On the occasion of a joint meeting between local NGOs and the Rwanda Governance Board, RGB, a draft law to govern them was discussed, and among the salient articles was the one on the execution of the budget. The representatives of the NGOs finally agreed that in their activities the interests of the population prevail.
While the law governing local NGOs dates from 2012, the Rwandan Governance Board has submitted to NGOs a draft law to the revision of the pre-existing one, and these organizations submitted their opinions and considerations before to be adopted by the parent body.
As NGOs have reviewed the draft articles of the new draft law, the article on the implementation of their annual budget has caused a stir within them because it advocates the allocation of 30% to staff salaries and 70% activities targeted at the population.
Many have argued that it is up to each Organization to do as it pleases, provided there is no misappropriation of funds.
For some, such as the president of the NGO “Never Again” whose main objective is to fight against the consequences of genocide against Tutsi, Eric Mahoro, “this article should not concern NGOs in general because they have objectives and activities that do not match.
For her part, Kayitesi Mathilde of the NGO “Umuhuza” said, “I think it is not appropriate to consider the application of this article for the moment, because the funds that are currently used are used on the basis of commitments previously made with donors “.

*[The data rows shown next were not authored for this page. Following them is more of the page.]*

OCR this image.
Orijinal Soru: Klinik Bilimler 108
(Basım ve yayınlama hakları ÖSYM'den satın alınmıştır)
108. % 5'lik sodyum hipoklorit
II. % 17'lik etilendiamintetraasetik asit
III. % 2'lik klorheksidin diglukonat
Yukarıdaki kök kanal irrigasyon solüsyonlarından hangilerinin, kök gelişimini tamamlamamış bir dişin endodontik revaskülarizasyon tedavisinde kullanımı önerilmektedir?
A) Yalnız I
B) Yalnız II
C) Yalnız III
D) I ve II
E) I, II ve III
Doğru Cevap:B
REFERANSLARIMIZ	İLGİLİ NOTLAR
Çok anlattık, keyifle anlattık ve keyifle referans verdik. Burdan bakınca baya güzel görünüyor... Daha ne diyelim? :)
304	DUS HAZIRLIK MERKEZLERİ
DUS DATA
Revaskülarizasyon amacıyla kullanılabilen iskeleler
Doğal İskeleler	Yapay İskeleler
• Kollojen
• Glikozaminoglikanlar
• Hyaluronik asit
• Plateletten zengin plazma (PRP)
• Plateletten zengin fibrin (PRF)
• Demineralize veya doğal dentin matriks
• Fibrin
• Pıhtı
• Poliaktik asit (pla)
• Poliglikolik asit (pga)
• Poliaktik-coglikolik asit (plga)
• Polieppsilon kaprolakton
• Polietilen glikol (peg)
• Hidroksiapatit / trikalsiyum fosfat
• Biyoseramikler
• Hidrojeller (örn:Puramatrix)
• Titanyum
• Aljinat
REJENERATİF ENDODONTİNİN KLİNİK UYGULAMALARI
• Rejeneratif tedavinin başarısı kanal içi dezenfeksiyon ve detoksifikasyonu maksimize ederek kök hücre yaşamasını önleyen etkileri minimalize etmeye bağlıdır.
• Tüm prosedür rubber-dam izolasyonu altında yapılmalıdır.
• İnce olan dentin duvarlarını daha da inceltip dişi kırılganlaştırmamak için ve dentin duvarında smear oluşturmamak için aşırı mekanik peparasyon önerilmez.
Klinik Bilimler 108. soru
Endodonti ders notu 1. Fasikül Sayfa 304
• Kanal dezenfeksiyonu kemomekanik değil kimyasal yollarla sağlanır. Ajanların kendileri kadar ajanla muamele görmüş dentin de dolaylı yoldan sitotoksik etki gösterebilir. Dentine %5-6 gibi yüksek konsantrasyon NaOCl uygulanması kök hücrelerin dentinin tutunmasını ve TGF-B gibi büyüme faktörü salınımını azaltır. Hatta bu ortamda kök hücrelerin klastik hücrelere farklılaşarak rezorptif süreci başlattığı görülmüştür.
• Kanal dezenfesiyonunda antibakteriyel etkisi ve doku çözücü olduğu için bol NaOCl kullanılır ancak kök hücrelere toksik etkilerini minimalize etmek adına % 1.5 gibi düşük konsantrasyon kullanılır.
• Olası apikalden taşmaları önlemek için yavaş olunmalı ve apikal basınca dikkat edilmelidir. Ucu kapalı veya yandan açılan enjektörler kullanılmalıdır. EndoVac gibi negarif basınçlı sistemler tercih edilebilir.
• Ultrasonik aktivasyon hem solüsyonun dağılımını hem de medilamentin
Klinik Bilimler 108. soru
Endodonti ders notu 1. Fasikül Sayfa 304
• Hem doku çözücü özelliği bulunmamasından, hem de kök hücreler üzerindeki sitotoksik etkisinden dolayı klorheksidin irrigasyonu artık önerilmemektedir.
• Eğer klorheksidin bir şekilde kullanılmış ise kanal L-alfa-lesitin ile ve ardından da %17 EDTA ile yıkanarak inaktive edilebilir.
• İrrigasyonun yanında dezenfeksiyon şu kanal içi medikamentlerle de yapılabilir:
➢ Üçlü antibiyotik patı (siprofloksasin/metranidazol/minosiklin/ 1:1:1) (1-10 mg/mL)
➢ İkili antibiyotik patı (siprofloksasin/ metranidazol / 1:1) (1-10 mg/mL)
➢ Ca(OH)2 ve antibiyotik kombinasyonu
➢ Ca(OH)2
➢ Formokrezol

Many other NGOs leaders have mentioned the need to reserve the management of funds to each NGO, even if they are indebted for what they do with funds received from this or that source.
Innocent Rulinda, the President of CCOAIB (Conseil de Concertation des Organisations d’Appui aux Initiatives de Base), a Civil Society Platform working hand in hand with RGB said “we can’t make a decision now on the execution of this article, nevertheless, let us all agree that in all our activities the interests of the population take precedence because it is by and for them that we exist “.
“I think it will be up to the appropriate bodies to assess the 30% allocation to staff salaries and 70% to the activities for the population, but I think that as a civil society, we argue that the activities for the population must have the largest percentage, because that is how we will meet their needs by raising their social welfare.”added Rulinda.
Justus Kangwagwe, Director of the Department in charge of Political Organizations and NGOs, agrees that not all NGOs have the same vision because, when there are some involved in agro-livestock farming, others are working on the development of cooperatives, advocacy, and so on.
He reminded that “it still does not happen that the demand of NGOs from donors meets the right answer and, in the few cases where the request receives the correct answer there are always conditions to be followed in the use of funds ”.
“However, the sum of the exceptions acquired for each NGO is in itself our strength, and the service to the population must prevail” he added.
Participants in the meeting exchanged ideas on other articles contained in the draft law such as about the composition of NGOs governing bodies, the length of time required to register an NGO within RGB etc.
In conclusion, Kangwage Justus said that this meeting is an important step because RGB has submitted the project to NGOs to give their opinions and considerations, which is done, RGB today received these opinions and considerations .It remains that adjustments be made before produce a document worthy of constituting the new law governing NGOs.
CCOAIB member organizations operate across the whole country in various domains like work agriculture and animal husbandry, beekeeping, food processing, shelter, handcrafts, livestock credit, water and sanitation, cooperatives development, micro-finance, rural citizen participation, youth empowerment etc.